Convergence of the series $\sum \frac{\sqrt{n+1}-\sqrt{n}}{n^x}$

Question

Could you help me to understand for which $x$ this series converge $\displaystyle\sum \frac{\sqrt{n+1}-\sqrt{n}}{n^x}$?

Answer 1

Note that $$\frac{\sqrt{n+1}-\sqrt{n}}{n^x}=\frac{\sqrt{n+1}-\sqrt{n}}{n^x}\cdot\frac{\sqrt{n+1}+\sqrt{n}}{\sqrt{n+1}+\sqrt{n}}=\frac{1}{n^x(\sqrt{n+1}+\sqrt{n})}.$$

If $x>1/2$, then $$\frac{\sqrt{n+1}-\sqrt{n}}{n^x}=\frac{1}{n^x(\sqrt{n+1}+\sqrt{n})}\leq\frac{1}{n^x(2\sqrt{n})}=\frac{1}{2n^{x+\frac{1}{2}}}.$$ Since $\displaystyle\sum\frac{1}{2n^{x+\frac{1}{2}}}$ converges when $x>1/2$ (see p-series), by comparison test, $\displaystyle\sum\frac{\sqrt{n+1}-\sqrt{n}}{n^x}$ converges.

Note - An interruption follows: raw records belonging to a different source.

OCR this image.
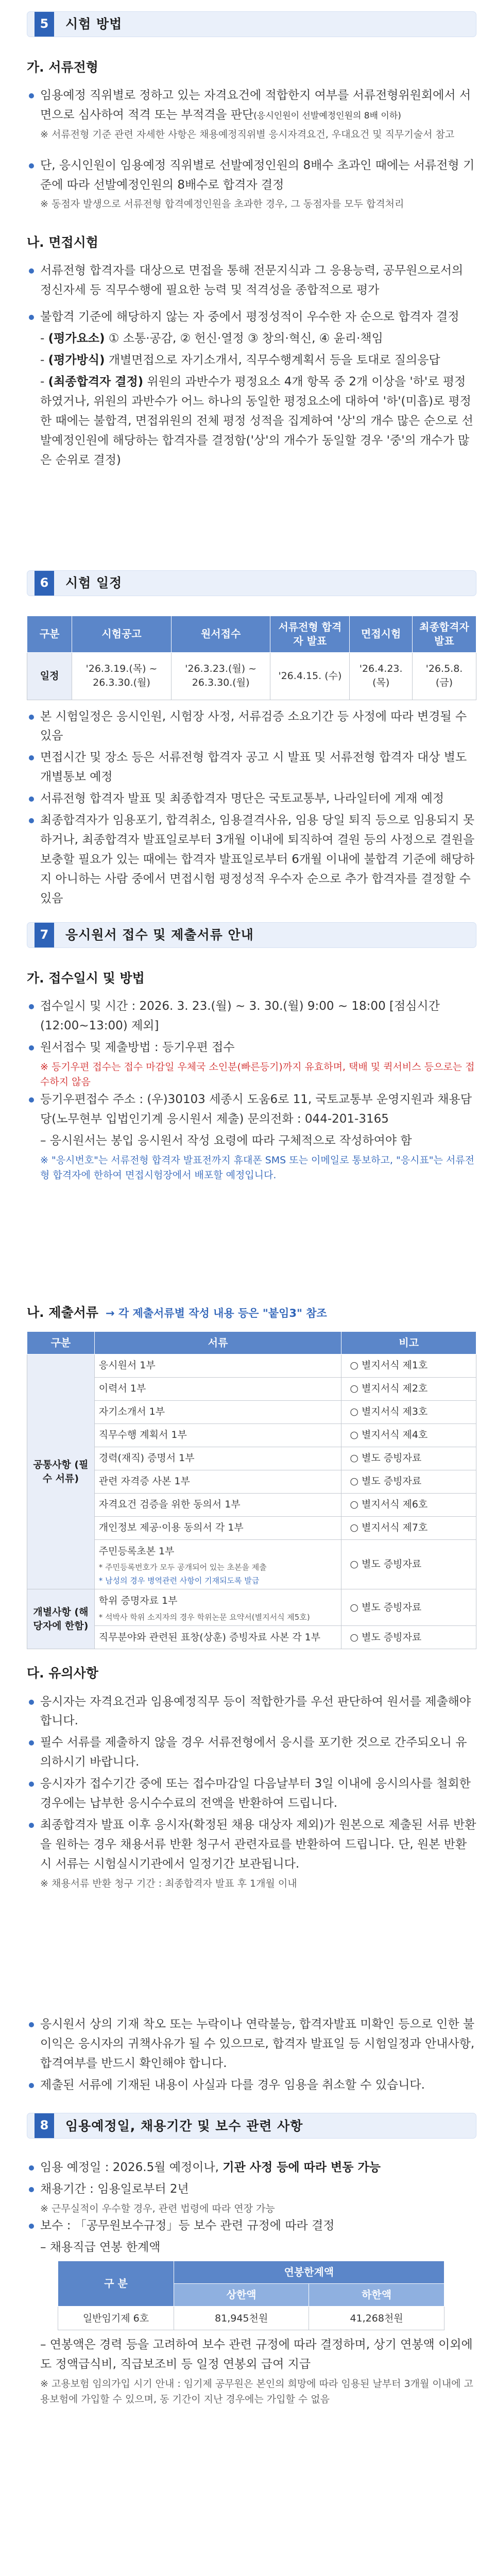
5	시험 방법
가. 서류전형
임용예정 직위별로 정하고 있는 자격요건에 적합한지 여부를 서류전형위원회에서 서면으로 심사하여 적격 또는 부적격을 판단(응시인원이 선발예정인원의 8배 이하)
※ 서류전형 기준 관련 자세한 사항은 채용예정직위별 응시자격요건, 우대요건 및 직무기술서 참고
단, 응시인원이 임용예정 직위별로 선발예정인원의 8배수 초과인 때에는 서류전형 기준에 따라 선발예정인원의 8배수로 합격자 결정
※ 동점자 발생으로 서류전형 합격예정인원을 초과한 경우, 그 동점자를 모두 합격처리
나. 면접시험
서류전형 합격자를 대상으로 면접을 통해 전문지식과 그 응용능력, 공무원으로서의 정신자세 등 직무수행에 필요한 능력 및 적격성을 종합적으로 평가
불합격 기준에 해당하지 않는 자 중에서 평정성적이 우수한 자 순으로 합격자 결정
- (평가요소) ① 소통·공감, ② 헌신·열정 ③ 창의·혁신, ④ 윤리·책임
- (평가방식) 개별면접으로 자기소개서, 직무수행계획서 등을 토대로 질의응답
- (최종합격자 결정) 위원의 과반수가 평정요소 4개 항목 중 2개 이상을 '하'로 평정하였거나, 위원의 과반수가 어느 하나의 동일한 평정요소에 대하여 '하'(미흡)로 평정한 때에는 불합격, 면접위원의 전체 평정 성적을 집계하여 '상'의 개수 많은 순으로 선발예정인원에 해당하는 합격자를 결정함('상'의 개수가 동일할 경우 '중'의 개수가 많은 순위로 결정)
6	시험 일정
구분	시험공고	원서접수	서류전형 합격자 발표	면접시험	최종합격자 발표
일정	'26.3.19.(목) ~ 26.3.30.(월)	'26.3.23.(월) ~ 26.3.30.(월)	'26.4.15. (수)	'26.4.23. (목)	'26.5.8. (금)
본 시험일정은 응시인원, 시험장 사정, 서류검증 소요기간 등 사정에 따라 변경될 수 있음
면접시간 및 장소 등은 서류전형 합격자 공고 시 발표 및 서류전형 합격자 대상 별도 개별통보 예정
서류전형 합격자 발표 및 최종합격자 명단은 국토교통부, 나라일터에 게재 예정
최종합격자가 임용포기, 합격취소, 임용결격사유, 임용 당일 퇴직 등으로 임용되지 못하거나, 최종합격자 발표일로부터 3개월 이내에 퇴직하여 결원 등의 사정으로 결원을 보충할 필요가 있는 때에는 합격자 발표일로부터 6개월 이내에 불합격 기준에 해당하지 아니하는 사람 중에서 면접시험 평정성적 우수자 순으로 추가 합격자를 결정할 수 있음
7	응시원서 접수 및 제출서류 안내
가. 접수일시 및 방법
접수일시 및 시간 : 2026. 3. 23.(월) ~ 3. 30.(월) 9:00 ~ 18:00 [점심시간(12:00~13:00) 제외]
원서접수 및 제출방법 : 등기우편 접수
※ 등기우편 접수는 접수 마감일 우체국 소인분(빠른등기)까지 유효하며, 택배 및 퀵서비스 등으로는 접수하지 않음
등기우편접수 주소 : (우)30103 세종시 도움6로 11, 국토교통부 운영지원과 채용담당(노무현부 입법인기계 응시원서 제출) 문의전화 : 044-201-3165
– 응시원서는 봉입 응시원서 작성 요령에 따라 구체적으로 작성하여야 함
※ "응시번호"는 서류전형 합격자 발표전까지 휴대폰 SMS 또는 이메일로 통보하고, "응시표"는 서류전형 합격자에 한하여 면접시험장에서 배포할 예정입니다.
나. 제출서류 → 각 제출서류별 작성 내용 등은 "붙임3" 참조
구분	서류	비고
공통사항 (필수 서류)	응시원서 1부	○ 별지서식 제1호
	이력서 1부	○ 별지서식 제2호
	자기소개서 1부	○ 별지서식 제3호
	직무수행 계획서 1부	○ 별지서식 제4호
	경력(재직) 증명서 1부	○ 별도 증빙자료
	관련 자격증 사본 1부	○ 별도 증빙자료
	자격요건 검증을 위한 동의서 1부	○ 별지서식 제6호
	개인정보 제공·이용 동의서 각 1부	○ 별지서식 제7호
	주민등록초본 1부	○ 별도 증빙자료
	* 주민등록번호가 모두 공개되어 있는 초본을 제출	
	* 남성의 경우 병역관련 사항이 기재되도록 발급	
개별사항 (해당자에 한함)	학위 증명자료 1부	○ 별도 증빙자료
	* 석박사 학위 소지자의 경우 학위논문 요약서(별지서식 제5호)	
	직무분야와 관련된 표창(상훈) 증빙자료 사본 각 1부	○ 별도 증빙자료
다. 유의사항
응시자는 자격요건과 임용예정직무 등이 적합한가를 우선 판단하여 원서를 제출해야 합니다.
필수 서류를 제출하지 않을 경우 서류전형에서 응시를 포기한 것으로 간주되오니 유의하시기 바랍니다.
응시자가 접수기간 중에 또는 접수마감일 다음날부터 3일 이내에 응시의사를 철회한 경우에는 납부한 응시수수료의 전액을 반환하여 드립니다.
최종합격자 발표 이후 응시자(확정된 채용 대상자 제외)가 원본으로 제출된 서류 반환을 원하는 경우 채용서류 반환 청구서 관련자료를 반환하여 드립니다. 단, 원본 반환시 서류는 시험실시기관에서 일정기간 보관됩니다.
※ 채용서류 반환 청구 기간 : 최종합격자 발표 후 1개월 이내
응시원서 상의 기재 착오 또는 누락이나 연락불능, 합격자발표 미확인 등으로 인한 불이익은 응시자의 귀책사유가 될 수 있으므로, 합격자 발표일 등 시험일정과 안내사항, 합격여부를 반드시 확인해야 합니다.
제출된 서류에 기재된 내용이 사실과 다를 경우 임용을 취소할 수 있습니다.
8	임용예정일, 채용기간 및 보수 관련 사항
임용 예정일 : 2026.5월 예정이나, 기관 사정 등에 따라 변동 가능
채용기간 : 임용일로부터 2년
※ 근무실적이 우수할 경우, 관련 법령에 따라 연장 가능
보수 : 「공무원보수규정」등 보수 관련 규정에 따라 결정
– 채용직급 연봉 한계액
구 분	연봉한계액	
	상한액	하한액
일반임기제 6호	81,945천원	41,268천원
– 연봉액은 경력 등을 고려하여 보수 관련 규정에 따라 결정하며, 상기 연봉액 이외에도 정액급식비, 직급보조비 등 일정 연봉외 급여 지급
※ 고용보험 임의가입 시기 안내 : 임기제 공무원은 본인의 희망에 따라 임용된 날부터 3개월 이내에 고용보험에 가입할 수 있으며, 동 기간이 지난 경우에는 가입할 수 없음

On the other hand, if $x\le 1/2$, $$\frac{\sqrt{n+1}-\sqrt{n}}{n^x}=\frac{1}{n^x(\sqrt{n+1}+\sqrt{n})}\geq\frac{1}{n^x(\sqrt{n})}=\frac{1}{n^{x+\frac{1}{2}}}\geq\frac{1}{n}.$$ Since the harmonic series diverges, by comparison test again, $\displaystyle\sum\frac{\sqrt{n+1}-\sqrt{n}}{n^x}$ diverges.

Answer 2

We know that $\displaystyle\sum_{n=1}^\infty n^{-s}$ converges for $s>1$.

As pointed out by Norbert, $\sqrt{n+1}-\sqrt{n}= \frac{1}{\sqrt{n+1}+\sqrt{n}}<\frac{1}{\sqrt{n}+\sqrt{n}}$.

Hence, $\displaystyle\sum_{n=1}^\infty \frac{\sqrt{n+1}-\sqrt{n}}{n^x}<\displaystyle\sum_{n=1}^\infty \frac{1}{2\times{n^{\frac{1}{2}+x}}}$.

hence, for convergence, we must have the exponent of n $>1$. Hence, we must have $x>\frac{1}{2}$.